My first solution was to write a program that compared all possible source vs destination POJO files and generated a .java file with exact conversion logic for each pair. After a lot of trial and error, I tested the approach with randomly-picked POJOs and real production data. It worked like a charm! I even ran it overnight to compare results with the legacy solution, and they matched.
However, I didn’t implement this version in production because it would have generated nearly 100 million files... not something our build system could realistically handle :D.
I came up with a better solution: at runtime, I generate the code for the needed POJO pair, compile it using the Java Compiler API, cache the resulting class bytecode in an LRU cache (keyed by the source/destination pair), and begin parsing.
The generated code is quite performant because it’s all inside loop with minimal external function calls (parsing helpers).
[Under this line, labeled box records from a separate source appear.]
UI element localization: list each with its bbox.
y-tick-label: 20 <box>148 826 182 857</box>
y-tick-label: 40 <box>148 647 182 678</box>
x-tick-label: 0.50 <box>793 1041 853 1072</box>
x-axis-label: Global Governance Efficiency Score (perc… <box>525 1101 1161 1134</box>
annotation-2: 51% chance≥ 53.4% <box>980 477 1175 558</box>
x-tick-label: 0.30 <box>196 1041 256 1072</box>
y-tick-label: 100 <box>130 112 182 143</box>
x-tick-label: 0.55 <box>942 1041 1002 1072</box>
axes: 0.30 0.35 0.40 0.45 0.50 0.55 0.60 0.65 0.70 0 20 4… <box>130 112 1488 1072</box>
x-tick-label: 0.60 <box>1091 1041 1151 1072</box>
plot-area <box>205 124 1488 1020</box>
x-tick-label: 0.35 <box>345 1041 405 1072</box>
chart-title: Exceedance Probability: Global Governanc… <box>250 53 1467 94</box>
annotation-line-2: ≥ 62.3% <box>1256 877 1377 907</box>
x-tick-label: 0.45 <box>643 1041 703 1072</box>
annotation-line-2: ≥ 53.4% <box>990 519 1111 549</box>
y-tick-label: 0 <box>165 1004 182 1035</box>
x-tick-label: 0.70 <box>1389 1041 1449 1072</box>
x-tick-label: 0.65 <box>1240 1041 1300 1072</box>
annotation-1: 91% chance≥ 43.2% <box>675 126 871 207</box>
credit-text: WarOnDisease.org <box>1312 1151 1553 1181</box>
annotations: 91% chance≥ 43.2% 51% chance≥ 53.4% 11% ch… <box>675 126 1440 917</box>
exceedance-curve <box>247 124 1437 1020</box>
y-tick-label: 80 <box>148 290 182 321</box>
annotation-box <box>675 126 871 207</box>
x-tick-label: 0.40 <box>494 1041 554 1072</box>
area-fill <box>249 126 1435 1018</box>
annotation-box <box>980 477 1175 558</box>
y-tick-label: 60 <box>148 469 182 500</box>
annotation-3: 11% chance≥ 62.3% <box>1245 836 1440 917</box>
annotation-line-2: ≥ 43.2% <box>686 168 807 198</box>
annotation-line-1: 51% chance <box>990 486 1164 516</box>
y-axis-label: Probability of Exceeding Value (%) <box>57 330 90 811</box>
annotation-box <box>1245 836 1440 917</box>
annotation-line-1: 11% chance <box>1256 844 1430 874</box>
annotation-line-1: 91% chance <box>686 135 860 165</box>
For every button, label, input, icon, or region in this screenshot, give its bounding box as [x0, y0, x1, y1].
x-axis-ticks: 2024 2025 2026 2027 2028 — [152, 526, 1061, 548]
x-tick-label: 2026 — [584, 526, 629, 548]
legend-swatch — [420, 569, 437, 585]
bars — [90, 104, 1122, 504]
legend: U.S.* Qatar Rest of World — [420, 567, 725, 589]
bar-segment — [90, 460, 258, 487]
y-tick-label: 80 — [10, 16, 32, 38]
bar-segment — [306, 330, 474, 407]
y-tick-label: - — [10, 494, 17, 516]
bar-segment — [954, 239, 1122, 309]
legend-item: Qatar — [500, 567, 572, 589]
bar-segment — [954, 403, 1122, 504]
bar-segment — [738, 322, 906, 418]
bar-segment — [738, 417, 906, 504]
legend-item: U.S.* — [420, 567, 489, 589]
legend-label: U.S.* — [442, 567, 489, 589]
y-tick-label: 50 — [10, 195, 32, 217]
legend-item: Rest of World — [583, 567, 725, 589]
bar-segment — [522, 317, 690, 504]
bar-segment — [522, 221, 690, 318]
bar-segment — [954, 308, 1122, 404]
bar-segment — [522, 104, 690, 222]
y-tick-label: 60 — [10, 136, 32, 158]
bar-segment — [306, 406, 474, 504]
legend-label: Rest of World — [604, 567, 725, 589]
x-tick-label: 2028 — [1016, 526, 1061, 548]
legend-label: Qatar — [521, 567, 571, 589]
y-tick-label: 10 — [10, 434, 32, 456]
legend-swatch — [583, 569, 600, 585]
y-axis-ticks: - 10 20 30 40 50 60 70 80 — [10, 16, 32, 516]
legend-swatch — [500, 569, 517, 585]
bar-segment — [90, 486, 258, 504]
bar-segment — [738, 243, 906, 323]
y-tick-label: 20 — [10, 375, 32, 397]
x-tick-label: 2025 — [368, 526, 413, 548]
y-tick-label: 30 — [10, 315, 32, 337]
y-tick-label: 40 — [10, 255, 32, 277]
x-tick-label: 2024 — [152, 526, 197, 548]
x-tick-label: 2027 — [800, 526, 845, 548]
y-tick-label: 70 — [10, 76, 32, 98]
The generated structure looks like:
List<PojoA> source = ...;
List<PojoB> dest = new ArrayList<>(source.size());
for (int index = 0; index < source.size(); index++) {
PojoA current = source.get(index);
PojoB parsed = new PojoB();
dest.add(parsed);
// parse each variable
{
// logic resulting in parsed.setFirstVariableName(something);
}
{
// logic resulting in parsed.setSecondVariableName(something);
}
// ...
}
Debugging generated code is not simple, but it should not be hard. Sometimes the for-loop body is quite long so I was thinking about putting most (if not all) parsing inside public accessible functions so the result could be something like:
List<PojoA> source = ...;
List<PojoB> dest = new ArrayList<>(source.size());
for (int index = 0; index < source.size(); index++) {
PojoA current = source.get(index);
PojoB parsed = new PojoB();
dest.add(parsed);
// parse each variable
parsed.setFirstVariableName(parseFunctionX(current.getFirstVariableName()));
parsed.setSecondVariableName(parseFunctionY(current.getSecondVariableName()));
// ...
}
This is more readable but might slightly impact performance. To mitigate that, I thought about using the @ForceInline annotation on my parsing functions.
Despite the warning inside the ForceInline class (https://github.com/openjdk/jdk/blob/7ae52ce572794f9d17446c66381f703ea1bb8b7c/src/java.base/share/classes/jdk/internal/vm/annotation/ForceInline.java#L35) I believe my use case is valid. Would you agree?
Also, referencing anything in jdk.internal.vm.annotation.* requires adding:
--add-exports java.base/jdk.internal.vm.annotation=ALL-UNNAMED
to the compiler args. My other questions:
- Do I need to specify this at runtime too?
- If another application imports my code as a library, should they also compile/run with --add-exports?
- Why ALL-UNNAMED? Can I restrict the export to only my code generation module? Or should the class with the to-be-inlined-function be inside said module?
- I read that I need to name my module and define exports in a module-info.java file, how?
- Is this compatible with Maven (my current build system)?